Finding a confidence interval for different of proportions Let two independent random variables, $Y_1$ and $Y_2$ that have binomial distribution have parameters $n_1 = n_2 = 100$, $p_1$ and $p_2$, respectively, be observed to be equal to $y_1 = 50$ and $y_2 = 40$. Determine an approximate $90\%$ confidence interval for $p_1 - p_2$.

I'm pretty new to confidence intervals and wanted help on this problem from my book. I have tried to apply the following definition:
Let $X_1, X_2, \ldots, X_n$ be a sample on a random variable $X$, where $X$ has p.d.f. $f(x;\theta)$, where $\theta\in \Omega$. Let $0 < \alpha < 1$ be specified. Let $L = L(X_1, \ldots, X_n)$ and $U = U(X_1, \ldots, X_n)$ be two statistics. We say that $(L, U)$ is a $(1 - \alpha)100\%$ confidence interval for $\theta$ if $1 - \alpha = P_{\theta}(\theta \in (L, U))$.
However, I have been having trouble applying this definition directly. I can identify $\alpha = 0.1$ here, which means that I think we want $P(L < p_1 - p_2 < U) = 0.9$. Now I'm really not sure how to use this information to get the answer; I have no clue where the observed values would come into play.
Any help is appreciated.
 A: The idea is that the sample averages $Y_1/n_1$ and $Y_2/n_2$ should be good approximations of the proportions $p_1$ and $p_2$ respectively.  We can use the observed value $y_1/n_1 - y_2/n_2$ as a point estimate of $p_1 - p_2$, and get a confidence interval by figuring out the approximate distribution of $Y_1/n_1 - Y_2/n_2$.

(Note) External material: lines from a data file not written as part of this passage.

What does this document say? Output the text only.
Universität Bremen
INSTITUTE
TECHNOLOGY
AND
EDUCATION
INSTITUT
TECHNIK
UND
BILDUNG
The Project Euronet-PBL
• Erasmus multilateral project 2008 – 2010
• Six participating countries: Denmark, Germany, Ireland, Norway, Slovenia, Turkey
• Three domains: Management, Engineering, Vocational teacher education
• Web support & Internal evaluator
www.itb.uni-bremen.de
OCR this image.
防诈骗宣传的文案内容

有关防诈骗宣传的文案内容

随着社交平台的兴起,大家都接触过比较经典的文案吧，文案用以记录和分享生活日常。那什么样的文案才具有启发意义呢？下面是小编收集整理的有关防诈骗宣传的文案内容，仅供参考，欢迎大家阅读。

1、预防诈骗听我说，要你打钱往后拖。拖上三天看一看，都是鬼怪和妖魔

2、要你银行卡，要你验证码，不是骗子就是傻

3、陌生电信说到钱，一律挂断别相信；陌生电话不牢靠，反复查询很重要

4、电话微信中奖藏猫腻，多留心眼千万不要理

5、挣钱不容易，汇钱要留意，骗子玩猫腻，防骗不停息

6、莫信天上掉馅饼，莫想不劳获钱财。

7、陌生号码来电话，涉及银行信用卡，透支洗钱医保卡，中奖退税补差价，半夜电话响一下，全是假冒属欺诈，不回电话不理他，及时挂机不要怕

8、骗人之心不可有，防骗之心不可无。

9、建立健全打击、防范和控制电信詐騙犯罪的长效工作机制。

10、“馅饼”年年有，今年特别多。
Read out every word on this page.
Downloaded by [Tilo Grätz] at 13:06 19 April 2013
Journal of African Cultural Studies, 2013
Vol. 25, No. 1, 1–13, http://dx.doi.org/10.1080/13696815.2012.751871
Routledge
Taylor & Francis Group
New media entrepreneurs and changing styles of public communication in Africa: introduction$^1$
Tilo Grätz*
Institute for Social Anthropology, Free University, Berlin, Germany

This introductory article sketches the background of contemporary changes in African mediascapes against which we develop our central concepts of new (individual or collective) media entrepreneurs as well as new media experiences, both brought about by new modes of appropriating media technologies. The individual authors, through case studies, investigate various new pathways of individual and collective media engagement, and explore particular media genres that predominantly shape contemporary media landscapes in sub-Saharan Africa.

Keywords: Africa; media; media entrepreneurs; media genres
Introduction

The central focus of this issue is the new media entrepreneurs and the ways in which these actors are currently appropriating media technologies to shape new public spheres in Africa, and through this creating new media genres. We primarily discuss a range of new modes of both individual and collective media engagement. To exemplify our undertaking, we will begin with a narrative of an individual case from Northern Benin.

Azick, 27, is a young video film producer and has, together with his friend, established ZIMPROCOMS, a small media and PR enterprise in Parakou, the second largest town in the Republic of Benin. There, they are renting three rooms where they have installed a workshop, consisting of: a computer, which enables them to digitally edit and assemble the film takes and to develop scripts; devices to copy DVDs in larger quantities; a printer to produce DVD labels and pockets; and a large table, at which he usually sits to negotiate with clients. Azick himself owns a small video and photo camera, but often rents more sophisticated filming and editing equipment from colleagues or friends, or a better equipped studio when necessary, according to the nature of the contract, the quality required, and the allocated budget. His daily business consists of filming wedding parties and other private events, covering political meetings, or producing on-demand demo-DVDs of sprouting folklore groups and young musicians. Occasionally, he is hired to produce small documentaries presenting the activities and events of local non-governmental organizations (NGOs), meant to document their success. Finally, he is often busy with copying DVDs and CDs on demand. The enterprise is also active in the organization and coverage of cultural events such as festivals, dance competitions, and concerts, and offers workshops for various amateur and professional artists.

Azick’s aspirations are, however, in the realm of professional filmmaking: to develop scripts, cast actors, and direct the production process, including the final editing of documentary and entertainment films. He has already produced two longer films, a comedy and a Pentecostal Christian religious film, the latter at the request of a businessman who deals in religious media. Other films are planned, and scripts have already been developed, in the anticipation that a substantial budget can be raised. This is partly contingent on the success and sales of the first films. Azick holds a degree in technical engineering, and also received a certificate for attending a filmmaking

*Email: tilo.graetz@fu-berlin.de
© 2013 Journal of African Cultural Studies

Because of the Central Limit Theorem, we know that the distribution $\operatorname{Bin}(n, p)$ is approximately normal with mean $np$ and variance $np(1-p)$.  Therefore since $Y_1$ and $Y_2$ are independent, the random variable $Y_1/n_1 - Y_2/n_2$ is approximately distributed like a normal random variable with mean $p_1 - p_2$ and variance $p_1(1-p_1)/n_1 + p_2(1-p_2)/n_2$.  After standardizing this tells us that the test statistic
$$
\frac{(Y_1/n_1 - Y_2/n_2) - (p_1 - p_2)}{\sqrt{p_1(1-p_1)/n_1 + p_2(1-p_2)/n_2}}
$$
approximately follows a standard normal distribution.  Using this, a little bit of algebraic manipulation will show that
$$
\mathbb{P} \left( | (p_1 - p_2) - (Y_1/n_1 - Y_2/n_2)| \leq 1.645 \sqrt{p_1(1-p_1)/n_1 + p_2(1-p_2)/n_2} \right) = 90\%
$$
(the number $1.645$ comes from the $95$th percentile of a standard normal distribution)  So an approximate $90$% confidence interval would be
$$
(Y_1/n_1 - Y_2/n_2) \pm 1.645 \sqrt{p_1(1-p_1)/n_1 + p_2(1-p_2)/n_2}.
$$
The only problem is that $p_1$ and $p_2$ still appear in this expression, but they are unknown.  One standard way to fix this is just to replace $p_1$ and $p_2$ by their point estimates $Y_1/n_1$ and $Y_2/n_2$ in the above expression, and you are still left with a pretty good approximation.